I am a soldier

There is, after a meal that includes bread, a longer version of a “grace after meals” in which we show our gratitude for the food we have been given. There are additional sections added for the Sabbath, for the new month, for major holidays, for weddings and more.

Over time and with the influence of others, I have added two more blessings – one for the State of Israel, and one for its soldiers. For obvious reasons, that one touches my heart each time I say it and this past weekend was no different. But this time, at my table, I had Elie, just finishing the army, Chaim, who began last Thursday, and Shmulik, who begins tomorrow.

May the Merciful One bless the soldiers of the Defense Forces of Israel.

As we finished the prayers, Chaim said loudly, “I am a soldier.” It was the tone that made us all laugh – as if, he too was surprised to realize that he was a soldier of Israel, that this prayer I say each time now includes him.

Yes, Chaim is a soldier – I have the picture to prove it. On Tuesday, Shmulik begins and next Sunday, Elie’s service officially ends as a member of the standing army…the same day another of Shmulik’s friends begins. Irony abounds yet again – Elie leaves artillery…the same day Oz apparently goes into it.

It is a strange time. My oldest daughter is very emotional. “I’m scared,” she told me a few days ago. She can’t read the blog, she has told me numerous times, or the book, A Soldier’s Mother, I have just published. It’s too much for her, too real, too scary.

And my youngest daughter saw a copy and said she did want to read it.
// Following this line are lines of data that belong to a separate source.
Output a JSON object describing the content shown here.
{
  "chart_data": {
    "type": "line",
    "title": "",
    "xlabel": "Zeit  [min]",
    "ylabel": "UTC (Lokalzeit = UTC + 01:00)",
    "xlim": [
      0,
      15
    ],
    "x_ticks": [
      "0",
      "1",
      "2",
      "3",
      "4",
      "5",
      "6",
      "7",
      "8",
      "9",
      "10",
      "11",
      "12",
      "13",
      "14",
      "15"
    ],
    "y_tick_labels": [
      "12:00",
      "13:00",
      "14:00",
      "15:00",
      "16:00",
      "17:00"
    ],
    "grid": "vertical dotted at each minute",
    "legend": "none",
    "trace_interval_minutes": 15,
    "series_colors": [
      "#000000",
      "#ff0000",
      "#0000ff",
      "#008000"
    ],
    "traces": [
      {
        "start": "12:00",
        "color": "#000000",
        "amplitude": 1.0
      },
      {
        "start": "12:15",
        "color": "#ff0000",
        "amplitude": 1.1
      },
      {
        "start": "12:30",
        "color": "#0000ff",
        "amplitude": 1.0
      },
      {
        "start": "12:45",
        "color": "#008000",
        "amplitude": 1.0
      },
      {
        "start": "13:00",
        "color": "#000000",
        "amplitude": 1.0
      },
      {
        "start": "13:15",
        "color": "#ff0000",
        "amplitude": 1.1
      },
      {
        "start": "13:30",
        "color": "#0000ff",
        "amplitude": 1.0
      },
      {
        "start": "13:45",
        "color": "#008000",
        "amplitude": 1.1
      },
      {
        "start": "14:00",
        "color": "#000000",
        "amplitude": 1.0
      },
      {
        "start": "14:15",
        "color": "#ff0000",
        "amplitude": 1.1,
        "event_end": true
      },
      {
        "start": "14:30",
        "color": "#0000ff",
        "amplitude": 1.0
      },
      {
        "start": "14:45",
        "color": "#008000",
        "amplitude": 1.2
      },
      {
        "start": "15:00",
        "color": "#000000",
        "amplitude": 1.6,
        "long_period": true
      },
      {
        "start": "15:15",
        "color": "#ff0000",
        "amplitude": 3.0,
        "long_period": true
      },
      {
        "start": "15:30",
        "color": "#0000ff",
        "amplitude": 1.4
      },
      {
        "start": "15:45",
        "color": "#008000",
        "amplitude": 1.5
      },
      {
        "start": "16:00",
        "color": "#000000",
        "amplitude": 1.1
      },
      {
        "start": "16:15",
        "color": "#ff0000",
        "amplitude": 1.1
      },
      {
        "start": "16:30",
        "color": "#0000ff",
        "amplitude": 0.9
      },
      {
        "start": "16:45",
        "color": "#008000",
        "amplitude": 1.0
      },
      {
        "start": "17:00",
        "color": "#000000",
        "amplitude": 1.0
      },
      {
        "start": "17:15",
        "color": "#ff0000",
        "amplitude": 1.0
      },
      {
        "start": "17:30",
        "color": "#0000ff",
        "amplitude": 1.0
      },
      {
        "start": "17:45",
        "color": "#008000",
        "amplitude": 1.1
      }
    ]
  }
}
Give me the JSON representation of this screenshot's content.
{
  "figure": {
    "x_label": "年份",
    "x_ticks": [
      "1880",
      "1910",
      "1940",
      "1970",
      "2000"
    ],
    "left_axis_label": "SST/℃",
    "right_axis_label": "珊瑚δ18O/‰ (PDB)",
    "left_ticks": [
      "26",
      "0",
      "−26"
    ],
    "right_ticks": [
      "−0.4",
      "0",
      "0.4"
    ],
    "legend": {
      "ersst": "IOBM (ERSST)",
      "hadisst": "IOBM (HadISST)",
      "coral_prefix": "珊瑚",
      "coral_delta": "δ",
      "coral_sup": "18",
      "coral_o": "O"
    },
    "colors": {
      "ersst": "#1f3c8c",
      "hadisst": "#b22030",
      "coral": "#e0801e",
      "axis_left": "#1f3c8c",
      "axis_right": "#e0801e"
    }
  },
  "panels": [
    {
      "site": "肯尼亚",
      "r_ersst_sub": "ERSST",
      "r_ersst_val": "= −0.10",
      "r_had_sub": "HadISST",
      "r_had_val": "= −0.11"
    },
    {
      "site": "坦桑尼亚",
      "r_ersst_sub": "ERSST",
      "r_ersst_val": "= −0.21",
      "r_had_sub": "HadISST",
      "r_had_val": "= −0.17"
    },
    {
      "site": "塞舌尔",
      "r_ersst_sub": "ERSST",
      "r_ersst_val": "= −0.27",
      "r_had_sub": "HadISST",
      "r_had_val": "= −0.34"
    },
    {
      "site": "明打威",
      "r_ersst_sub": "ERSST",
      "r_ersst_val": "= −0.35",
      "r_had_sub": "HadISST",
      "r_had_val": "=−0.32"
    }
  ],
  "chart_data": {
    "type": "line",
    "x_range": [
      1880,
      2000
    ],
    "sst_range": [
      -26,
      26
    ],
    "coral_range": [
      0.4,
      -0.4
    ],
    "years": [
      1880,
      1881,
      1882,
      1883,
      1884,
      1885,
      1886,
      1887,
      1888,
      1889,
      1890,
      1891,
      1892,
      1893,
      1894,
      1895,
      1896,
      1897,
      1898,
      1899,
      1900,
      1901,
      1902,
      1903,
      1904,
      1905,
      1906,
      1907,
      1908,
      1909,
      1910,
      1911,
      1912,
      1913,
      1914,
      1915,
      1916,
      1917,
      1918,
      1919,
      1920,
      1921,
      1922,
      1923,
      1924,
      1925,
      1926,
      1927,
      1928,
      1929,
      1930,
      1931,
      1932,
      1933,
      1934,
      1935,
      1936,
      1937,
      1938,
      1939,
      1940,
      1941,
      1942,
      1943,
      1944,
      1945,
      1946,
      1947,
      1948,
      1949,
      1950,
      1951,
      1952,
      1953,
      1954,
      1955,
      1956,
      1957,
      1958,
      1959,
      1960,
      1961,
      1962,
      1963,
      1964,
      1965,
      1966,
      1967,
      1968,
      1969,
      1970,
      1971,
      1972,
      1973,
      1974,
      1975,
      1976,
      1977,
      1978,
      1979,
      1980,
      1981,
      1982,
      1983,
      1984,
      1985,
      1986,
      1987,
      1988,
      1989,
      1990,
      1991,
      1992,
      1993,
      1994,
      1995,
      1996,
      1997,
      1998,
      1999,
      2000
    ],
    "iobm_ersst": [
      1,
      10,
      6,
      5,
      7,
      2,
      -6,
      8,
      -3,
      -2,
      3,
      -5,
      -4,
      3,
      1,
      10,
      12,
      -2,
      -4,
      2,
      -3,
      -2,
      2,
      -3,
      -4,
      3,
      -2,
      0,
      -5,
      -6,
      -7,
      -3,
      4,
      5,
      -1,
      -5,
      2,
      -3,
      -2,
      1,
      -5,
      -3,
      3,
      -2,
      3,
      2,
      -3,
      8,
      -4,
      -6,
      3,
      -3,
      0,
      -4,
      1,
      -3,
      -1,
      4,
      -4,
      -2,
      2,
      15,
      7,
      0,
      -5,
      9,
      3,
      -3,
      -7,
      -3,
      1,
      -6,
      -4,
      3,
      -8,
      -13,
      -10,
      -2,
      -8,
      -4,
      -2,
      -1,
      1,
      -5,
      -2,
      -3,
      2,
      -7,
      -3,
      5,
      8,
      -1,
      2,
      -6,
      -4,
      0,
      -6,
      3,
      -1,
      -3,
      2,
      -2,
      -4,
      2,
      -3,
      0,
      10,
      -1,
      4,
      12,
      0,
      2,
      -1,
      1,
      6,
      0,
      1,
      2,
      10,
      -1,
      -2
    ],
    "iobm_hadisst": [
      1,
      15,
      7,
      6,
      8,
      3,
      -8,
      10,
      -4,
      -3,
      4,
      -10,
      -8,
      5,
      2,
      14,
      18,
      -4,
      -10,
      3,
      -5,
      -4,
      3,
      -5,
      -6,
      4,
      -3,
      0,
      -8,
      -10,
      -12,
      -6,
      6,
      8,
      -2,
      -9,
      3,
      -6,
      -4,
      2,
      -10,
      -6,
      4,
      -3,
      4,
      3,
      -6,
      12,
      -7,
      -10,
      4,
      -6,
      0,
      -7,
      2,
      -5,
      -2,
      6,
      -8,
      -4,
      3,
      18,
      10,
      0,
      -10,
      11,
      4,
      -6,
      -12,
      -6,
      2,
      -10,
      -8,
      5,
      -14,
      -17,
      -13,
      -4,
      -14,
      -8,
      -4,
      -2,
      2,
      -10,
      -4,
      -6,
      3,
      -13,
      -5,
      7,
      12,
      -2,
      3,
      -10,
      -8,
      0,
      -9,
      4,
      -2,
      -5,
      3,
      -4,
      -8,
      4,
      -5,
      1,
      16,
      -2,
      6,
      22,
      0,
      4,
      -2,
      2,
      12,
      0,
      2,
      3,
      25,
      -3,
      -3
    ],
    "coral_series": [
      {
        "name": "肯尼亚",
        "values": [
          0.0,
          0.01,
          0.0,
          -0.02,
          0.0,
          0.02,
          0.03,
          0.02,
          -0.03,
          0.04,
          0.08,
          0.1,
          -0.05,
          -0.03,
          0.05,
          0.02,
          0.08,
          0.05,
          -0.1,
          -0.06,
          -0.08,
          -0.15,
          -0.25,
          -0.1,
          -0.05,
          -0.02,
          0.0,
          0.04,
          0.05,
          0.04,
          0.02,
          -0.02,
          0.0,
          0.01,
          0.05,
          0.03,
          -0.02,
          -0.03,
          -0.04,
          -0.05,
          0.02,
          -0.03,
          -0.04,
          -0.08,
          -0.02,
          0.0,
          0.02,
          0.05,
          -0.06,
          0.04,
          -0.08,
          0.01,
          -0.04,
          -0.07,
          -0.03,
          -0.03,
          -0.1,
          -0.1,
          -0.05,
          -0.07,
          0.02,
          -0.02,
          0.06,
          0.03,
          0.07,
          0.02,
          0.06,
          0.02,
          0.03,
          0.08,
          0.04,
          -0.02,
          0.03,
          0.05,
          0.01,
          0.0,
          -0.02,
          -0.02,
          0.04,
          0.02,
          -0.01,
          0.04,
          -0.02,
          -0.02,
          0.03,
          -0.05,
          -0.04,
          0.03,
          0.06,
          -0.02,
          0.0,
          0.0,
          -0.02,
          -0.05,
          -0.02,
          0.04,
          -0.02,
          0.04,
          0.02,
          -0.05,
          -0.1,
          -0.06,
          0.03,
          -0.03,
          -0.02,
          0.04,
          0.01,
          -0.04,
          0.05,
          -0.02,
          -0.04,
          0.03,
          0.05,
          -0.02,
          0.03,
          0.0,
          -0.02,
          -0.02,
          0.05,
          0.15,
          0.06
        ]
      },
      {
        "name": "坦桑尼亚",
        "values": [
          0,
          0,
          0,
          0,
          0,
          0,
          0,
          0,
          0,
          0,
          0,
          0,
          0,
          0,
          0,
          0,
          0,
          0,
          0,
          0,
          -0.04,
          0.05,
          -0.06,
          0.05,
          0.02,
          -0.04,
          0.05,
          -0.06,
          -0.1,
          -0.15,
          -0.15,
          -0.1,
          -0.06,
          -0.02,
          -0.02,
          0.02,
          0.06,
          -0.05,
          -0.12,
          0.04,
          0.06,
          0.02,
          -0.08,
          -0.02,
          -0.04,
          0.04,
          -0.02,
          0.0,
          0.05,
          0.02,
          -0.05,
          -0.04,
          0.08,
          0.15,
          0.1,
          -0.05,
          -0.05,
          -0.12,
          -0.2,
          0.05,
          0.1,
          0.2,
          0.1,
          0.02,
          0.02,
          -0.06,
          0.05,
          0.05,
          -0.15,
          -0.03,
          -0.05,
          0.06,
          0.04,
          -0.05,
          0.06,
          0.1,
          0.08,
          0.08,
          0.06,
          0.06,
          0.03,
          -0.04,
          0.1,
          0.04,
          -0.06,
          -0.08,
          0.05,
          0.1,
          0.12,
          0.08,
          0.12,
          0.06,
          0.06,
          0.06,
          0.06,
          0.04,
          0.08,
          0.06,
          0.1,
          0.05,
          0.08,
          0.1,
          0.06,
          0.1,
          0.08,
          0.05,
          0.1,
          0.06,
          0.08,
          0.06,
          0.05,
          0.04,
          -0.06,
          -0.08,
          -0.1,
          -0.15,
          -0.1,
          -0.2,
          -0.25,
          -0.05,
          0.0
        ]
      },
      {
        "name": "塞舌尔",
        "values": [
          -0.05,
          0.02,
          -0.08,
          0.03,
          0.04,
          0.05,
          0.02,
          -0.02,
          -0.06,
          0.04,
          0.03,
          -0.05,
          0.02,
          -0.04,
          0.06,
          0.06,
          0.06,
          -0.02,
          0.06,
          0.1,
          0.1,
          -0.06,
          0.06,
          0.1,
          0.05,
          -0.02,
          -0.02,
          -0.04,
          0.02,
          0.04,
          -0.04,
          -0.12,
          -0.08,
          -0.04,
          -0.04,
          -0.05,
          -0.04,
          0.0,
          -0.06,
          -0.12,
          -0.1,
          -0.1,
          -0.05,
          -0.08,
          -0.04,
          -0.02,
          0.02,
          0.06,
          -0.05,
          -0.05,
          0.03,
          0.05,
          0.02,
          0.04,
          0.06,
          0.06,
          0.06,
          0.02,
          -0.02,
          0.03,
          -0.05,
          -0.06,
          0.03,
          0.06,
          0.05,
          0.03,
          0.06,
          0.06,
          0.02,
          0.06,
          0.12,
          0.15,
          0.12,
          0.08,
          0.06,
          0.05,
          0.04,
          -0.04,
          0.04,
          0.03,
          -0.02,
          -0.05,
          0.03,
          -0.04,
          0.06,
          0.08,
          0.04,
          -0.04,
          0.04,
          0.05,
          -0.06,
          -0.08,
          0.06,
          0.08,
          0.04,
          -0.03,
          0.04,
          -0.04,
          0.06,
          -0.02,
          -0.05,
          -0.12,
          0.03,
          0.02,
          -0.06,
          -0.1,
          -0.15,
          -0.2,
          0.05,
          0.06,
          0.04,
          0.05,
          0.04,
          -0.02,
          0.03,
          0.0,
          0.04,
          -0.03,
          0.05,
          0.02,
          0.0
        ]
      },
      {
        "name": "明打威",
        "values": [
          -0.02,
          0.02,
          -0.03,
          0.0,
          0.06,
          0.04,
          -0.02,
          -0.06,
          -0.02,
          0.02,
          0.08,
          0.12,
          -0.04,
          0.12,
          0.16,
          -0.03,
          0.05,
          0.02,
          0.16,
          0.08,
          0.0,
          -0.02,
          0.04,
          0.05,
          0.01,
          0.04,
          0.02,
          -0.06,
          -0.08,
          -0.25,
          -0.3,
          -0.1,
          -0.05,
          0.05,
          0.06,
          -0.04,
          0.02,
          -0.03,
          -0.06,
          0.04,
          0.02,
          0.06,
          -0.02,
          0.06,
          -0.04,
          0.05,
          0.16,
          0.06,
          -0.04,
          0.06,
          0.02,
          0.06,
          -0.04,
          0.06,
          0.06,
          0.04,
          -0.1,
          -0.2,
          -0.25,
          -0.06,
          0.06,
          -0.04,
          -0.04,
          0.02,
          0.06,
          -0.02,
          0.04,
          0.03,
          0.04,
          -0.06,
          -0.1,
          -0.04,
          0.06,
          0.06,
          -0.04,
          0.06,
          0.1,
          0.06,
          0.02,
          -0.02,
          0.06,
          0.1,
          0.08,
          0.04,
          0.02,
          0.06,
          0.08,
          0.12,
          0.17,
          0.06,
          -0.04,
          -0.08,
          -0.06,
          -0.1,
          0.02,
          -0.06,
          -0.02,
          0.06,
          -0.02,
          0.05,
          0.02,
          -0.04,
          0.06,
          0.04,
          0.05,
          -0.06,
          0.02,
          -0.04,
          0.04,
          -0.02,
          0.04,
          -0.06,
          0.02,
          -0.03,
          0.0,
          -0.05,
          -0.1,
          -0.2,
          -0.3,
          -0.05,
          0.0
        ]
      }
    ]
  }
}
I hesitated. She’s only 10 years old. There are many stories about her. It is strange to lose that sense of anonymity I have carried with me all along, safe in the knowledge that those most involved in the story, the journey, aren’t even reading it.

“Why can’t I read it?” my younger daughter asked with a child’s logic. “I won’t be scared. I know Elie’s okay now.”

Yes, she does…now the worry, the fear, the journey begins for Chaim and Shmulik. I told my oldest daughter that now is not the time to worry. We have time, I told her, while they go through basic training.

“I’ll tell you when to worry,” I joked with her. As these hours tick away till tomorrow morning when I drive Shmulik to the induction center…the same tears threaten to fall as they did in the hours before I took Elie.

Stupid, I tell myself. Tomorrow he simply gets a uniform…not even a gun. There is nothing to fear for tomorrow…and likely not the day or even the week after that.

And so – it ends and begins…a new soldier of Israel and a mother so proud. Day by day, I’ll take this next journey as I took the last one. I’ll hope that if Shmulik falls asleep on his phone and calls me in the middle of the night…I’ll hope that I’m smarter this time, calmer.

Today, Shmulik gets his hair cut. He’s let it grow too long – today he will cut it too short. He’s asked his brother what he needs to pack, as Chaim asked last week. “Stuff,” I answered – and received the laugh I so dearly wanted to hear.

“I am a soldier,” Chaim said at our Shabbat table. Yes, he is and soon Shmulik and Oz will be too…and Yisrael so very tall…and the others who have accompanied Shmulik through childhood. Today, they are boys…still, though as Elie would have…they’ll argue that.

I stand on the edge of tomorrow wishing in some ways that it won’t come…too fast these years flew by, too fast.

3 Comments

  1. You’ve come full circle – but the circle never ends – it’s starting all over again.
    Thanks for a beautifully written blog and we pray that all your sons real and ‘adopted’ come back safely as Elie did.
    But even then it doesn’t end because as long as we are their mothers and as long as they are in miluim ( reserves) we’ll continue to worry.